Bagi Thitinan Pongsudhirak, rekan senior di Denkfabrik AS, Institut Keamanan dan Studi Internasional di, deportasi menandai “titik balik” dalam orientasi geostrategis Bangkok. “Thailand sekarang tampaknya menjadi bola permainan dalam konflik antara AS dan Cina,” katanya kepada Babelpos. “Bahaya geostrategis yang hebat adalah bahwa elit Thailand, yang dihadapkan dengan sanksi AS, sekarang semakin dekat ke orbit Cina dan bahwa tindakan penyeimbang yang pernah terkenal di Thailand.”
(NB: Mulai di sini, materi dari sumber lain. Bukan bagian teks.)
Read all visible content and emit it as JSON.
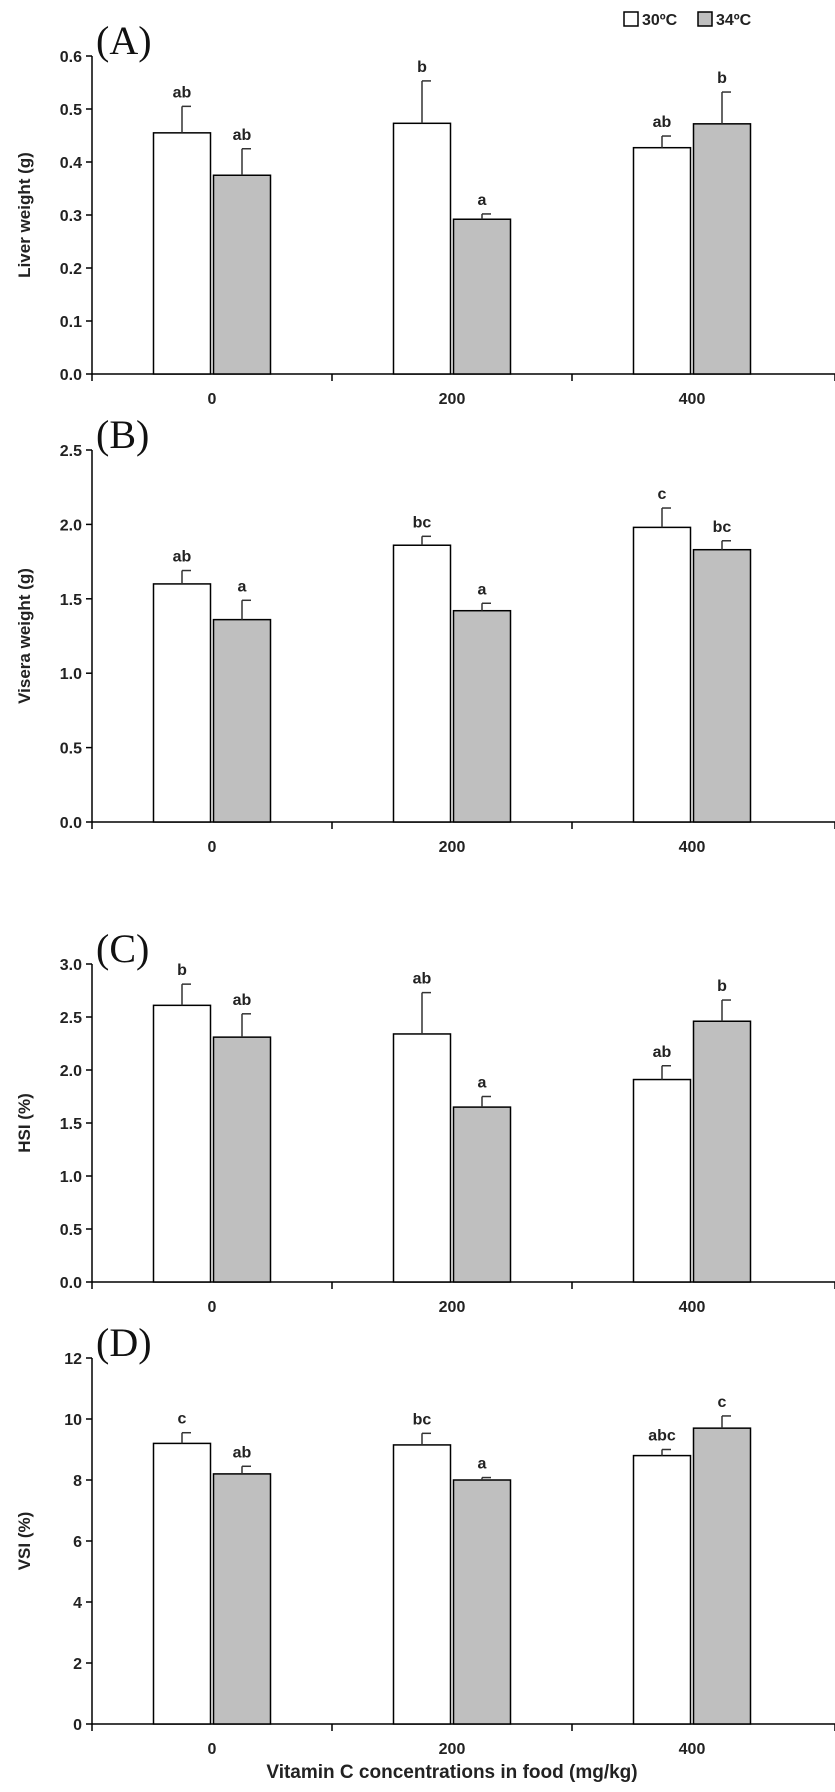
{
  "legend": [
    {
      "name": "30ºC",
      "color": "#ffffff"
    },
    {
      "name": "34ºC",
      "color": "#bfbfbf"
    }
  ],
  "xlabel": "Vitamin C concentrations in food (mg/kg)",
  "chart_data": [
    {
      "type": "bar",
      "panel": "(A)",
      "ylabel": "Liver weight (g)",
      "categories": [
        "0",
        "200",
        "400"
      ],
      "ylim": [
        0,
        0.6
      ],
      "yticks": [
        "0.0",
        "0.1",
        "0.2",
        "0.3",
        "0.4",
        "0.5",
        "0.6"
      ],
      "series": [
        {
          "name": "30ºC",
          "values": [
            0.455,
            0.473,
            0.427
          ],
          "errors": [
            0.05,
            0.08,
            0.022
          ],
          "labels": [
            "ab",
            "b",
            "ab"
          ]
        },
        {
          "name": "34ºC",
          "values": [
            0.375,
            0.292,
            0.472
          ],
          "errors": [
            0.05,
            0.01,
            0.06
          ],
          "labels": [
            "ab",
            "a",
            "b"
          ]
        }
      ]
    },
    {
      "type": "bar",
      "panel": "(B)",
      "ylabel": "Visera weight (g)",
      "categories": [
        "0",
        "200",
        "400"
      ],
      "ylim": [
        0,
        2.5
      ],
      "yticks": [
        "0.0",
        "0.5",
        "1.0",
        "1.5",
        "2.0",
        "2.5"
      ],
      "series": [
        {
          "name": "30ºC",
          "values": [
            1.6,
            1.86,
            1.98
          ],
          "errors": [
            0.09,
            0.06,
            0.13
          ],
          "labels": [
            "ab",
            "bc",
            "c"
          ]
        },
        {
          "name": "34ºC",
          "values": [
            1.36,
            1.42,
            1.83
          ],
          "errors": [
            0.13,
            0.05,
            0.06
          ],
          "labels": [
            "a",
            "a",
            "bc"
          ]
        }
      ]
    },
    {
      "type": "bar",
      "panel": "(C)",
      "ylabel": "HSI (%)",
      "categories": [
        "0",
        "200",
        "400"
      ],
      "ylim": [
        0,
        3.0
      ],
      "yticks": [
        "0.0",
        "0.5",
        "1.0",
        "1.5",
        "2.0",
        "2.5",
        "3.0"
      ],
      "series": [
        {
          "name": "30ºC",
          "values": [
            2.61,
            2.34,
            1.91
          ],
          "errors": [
            0.2,
            0.39,
            0.13
          ],
          "labels": [
            "b",
            "ab",
            "ab"
          ]
        },
        {
          "name": "34ºC",
          "values": [
            2.31,
            1.65,
            2.46
          ],
          "errors": [
            0.22,
            0.1,
            0.2
          ],
          "labels": [
            "ab",
            "a",
            "b"
          ]
        }
      ]
    },
    {
      "type": "bar",
      "panel": "(D)",
      "ylabel": "VSI (%)",
      "categories": [
        "0",
        "200",
        "400"
      ],
      "ylim": [
        0,
        12
      ],
      "yticks": [
        "0",
        "2",
        "4",
        "6",
        "8",
        "10",
        "12"
      ],
      "series": [
        {
          "name": "30ºC",
          "values": [
            9.2,
            9.15,
            8.8
          ],
          "errors": [
            0.35,
            0.38,
            0.2
          ],
          "labels": [
            "c",
            "bc",
            "abc"
          ]
        },
        {
          "name": "34ºC",
          "values": [
            8.2,
            8.0,
            9.7
          ],
          "errors": [
            0.25,
            0.08,
            0.4
          ],
          "labels": [
            "ab",
            "a",
            "c"
          ]
        }
      ]
    }
  ]
}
Saat ini, beberapa analis berasumsi bahwa Bangkok tidak akan terlalu khawatir dari sanksi AS Asia AS. “Thailand melihat pembatasan perjalanan AS sebagai hukuman yang agak minim,” kata Phil Robertson, direktur Hak Asasi Manusia dan Perburuhan Asia, Babelpos.

Namun, dalam pandangannya, sungguh luar biasa “luar biasa” bahwa pesan AS di Bangkok tidak mengumumkan siapa yang melakukan larangan larangan itu. Ini berarti bahwa satu -satunya cara bagi seorang pejabat Thailand, mengetahui hal ini, adalah dengan melamar pengunjung, dan kemudian mungkin dihadapkan dengan penolakan yang memalukan.

Tetapi, menurut Robertson, potensi kehilangan wajah untuk politisi Thailand atau pegawai negeri tidak dapat dibandingkan dengan “neraka bahwa 40 uighers dalam pengalaman Xinjiang”. Orang bisa “mengatakan dengan pasti bahwa pemerintah Thailand secara mengejutkan telah lolos.”